Macron-Trump: l’excellente discussion

Le président français Emmanuel Macron a annoncé s’être entretenu par téléphone le 11 novembre avec son homologue américain Donald Trump sur la Syrie, l’Iran et l’Otan, précisant que les deux dirigeants se rencontreraient en amont du sommet de l’Otan prévu le 4 décembre à Londres.

“ce soir par téléphone avec le président Donald Trump: Syrie, Iran, Otan. Beaucoup de convergences ont été évoquées et nous nous verrons avant le sommet de l’Otan à Londres (ndlr, les 3 et 4 décembre)”, a écrit le chef de l’Etat sur Twitter.

A Washington, la Maison blanche a rapporté le 12 novembre que les deux dirigeants avaient “réaffirmé leur détermination à poursuivre leur coordination sur la Syrie” et exprimé leur inquiétude face aux mesures prises par l’Iran en violation de l’accord de 2015 sur son programme nucléaire.

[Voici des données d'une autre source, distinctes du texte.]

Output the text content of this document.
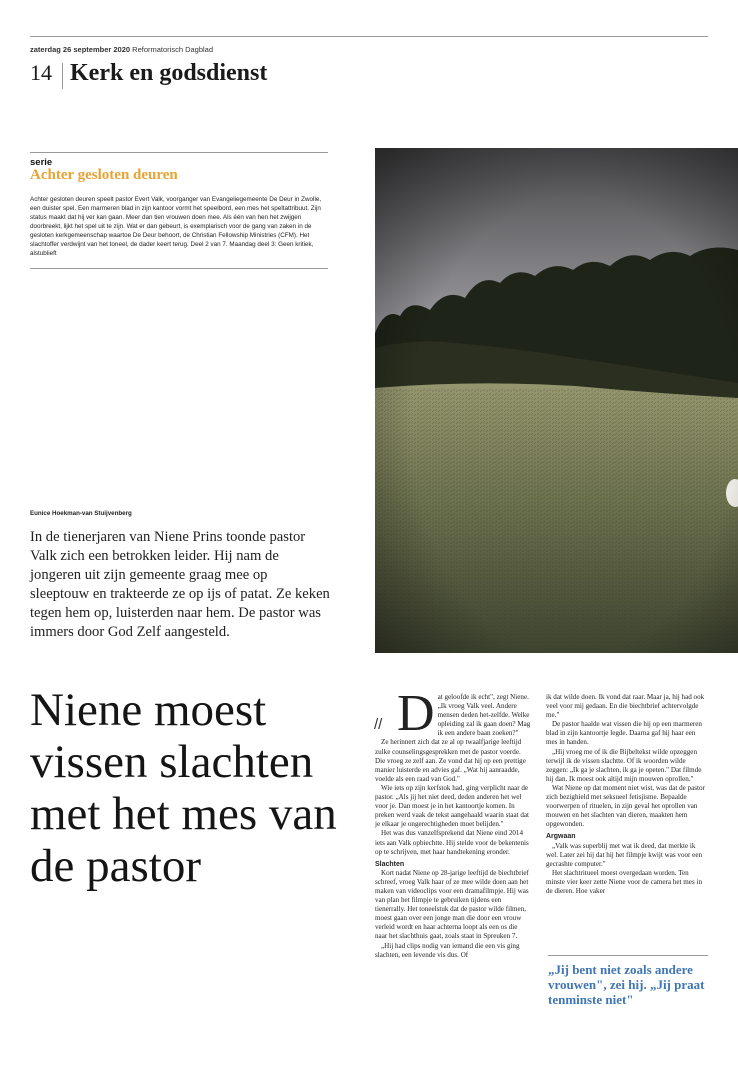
zaterdag 26 september 2020 Reformatorisch Dagblad
14 Kerk en godsdienst
serie
Achter gesloten deuren
Achter gesloten deuren speelt pastor Evert Valk, voorganger van Evangeliegemeente De Deur in Zwolle, een duister spel. Een marmeren blad in zijn kantoor vormt het speelbord, een mes het speltattribuut. Zijn status maakt dat hij ver kan gaan. Meer dan tien vrouwen doen mee. Als één van hen het zwijgen doorbreekt, lijkt het spel uit te zijn. Wat er dan gebeurt, is exemplarisch voor de gang van zaken in de gesloten kerkgemeenschap waartoe De Deur behoort, de Christian Fellowship Ministries (CFM). Het slachtoffer verdwijnt van het toneel, de dader keert terug. Deel 2 van 7. Maandag deel 3: Geen kritiek, alstublieft
Eunice Hoekman-van Stuijvenberg
In de tienerjaren van Niene Prins toonde pastor Valk zich een betrokken leider. Hij nam de jongeren uit zijn gemeente graag mee op sleeptouw en trakteerde ze op ijs of patat. Ze keken tegen hem op, luisterden naar hem. De pastor was immers door God Zelf aangesteld.
Niene moest vissen slachten met het mes van de pastor
// D at geloofde ik echt", zegt Niene. „Ik vroeg Valk veel. Andere mensen deden het-zelfde. Welke opleiding zal ik gaan doen? Mag ik een andere baan zoeken?"

Ze herinnert zich dat ze al op twaalfjarige leeftijd zulke counselingsgesprekken met de pastor voerde. Die vroeg ze zelf aan. Ze vond dat hij op een prettige manier luisterde en advies gaf. „Wat hij aanraadde, voelde als een raad van God."

Wie iets op zijn kerfstok had, ging verplicht naar de pastor. „Als jij het niet deed, deden anderen het wel voor je. Dan moest je in het kantoortje komen. In preken werd vaak de tekst aangehaald waarin staat dat je elkaar je ongerechtigheden moet belijden."

Het was dus vanzelfsprekend dat Niene eind 2014 iets aan Valk opbiechtte. Hij stelde voor de bekentenis op te schrijven, met haar handtekening eronder.

Slachten

Kort nadat Niene op 28-jarige leeftijd de biechtbrief schreef, vroeg Valk haar of ze mee wilde doen aan het maken van videoclips voor een dramafilmpje. Hij was van plan het filmpje te gebruiken tijdens een tienerrally. Het toneelstuk dat de pastor wilde filmen, moest gaan over een jonge man die door een vrouw verleid wordt en haar achterna loopt als een os die naar het slachthuis gaat, zoals staat in Spreuken 7.

„Hij had clips nodig van iemand die een vis ging slachten, een levende vis dus. Of

ik dat wilde doen. Ik vond dat raar. Maar ja, hij had ook veel voor mij gedaan. En die biechtbrief achtervolgde me."

De pastor haalde wat vissen die hij op een marmeren blad in zijn kantoortje legde. Daarna gaf hij haar een mes in handen.

„Hij vroeg me of ik die Bijbeltekst wilde opzeggen terwijl ik de vissen slachtte. Of ik woorden wilde zeggen: „Ik ga je slachten, ik ga je opeten." Dat filmde hij dan. Ik moest ook altijd mijn mouwen oprollen."

Wat Niene op dat moment niet wist, was dat de pastor zich bezighield met seksueel fetisjisme. Bepaalde voorwerpen of rituelen, in zijn geval het oprollen van mouwen en het slachten van dieren, maakten hem opgewonden.

Argwaan

„Valk was superblij met wat ik deed, dat merkte ik wel. Later zei hij dat hij het filmpje kwijt was voor een gecrashte computer."

Het slachtritueel moest overgedaan worden. Ten minste vier keer zette Niene voor de camera het mes in de dieren. Hoe vaker

„Jij bent niet zoals andere vrouwen", zei hij. „Jij praat tenminste niet"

Mali: 49 soldats tués à Ansongo

L’attaque contre les Maliens, l’une des plus meurtrières depuis l’invasion jihadiste du nord du pays en 2012, suscite des interrogations sur les capacités d’action de l’armée malienne dans cette région où se trouvent les frontières de plusieurs pays, notamment le Niger et le Burkina-Faso, touchés eux aussi par les attaques jihadistes.

Le bilan de 49 soldats tués, annoncé l’armée malienne sur sa page Facebook, est l’un des plus importants qu’elle a enregistrés depuis l’invasion jihadiste à partir de 2012 au Mali.

L’attaque d’Indelimane, à Ansongo, près de Ménaka est qualifiée de « terroriste » par les autorités maliennes. Elle n’a pas été revendiquée.

Elle survient un mois après les attaques jihadistes meurtrières, le 30 septembre à Boulkessy et le 1er octobre à Mondoro, dans le sud du pays, près du Burkina Faso. Quarante soldats avaient alors été tués dans ces deux attaques, selon un bilan d’un responsable du ministère de la Défense. Plusieurs sources estiment que ce bilan officiel de 40 morts a été sous-évalué.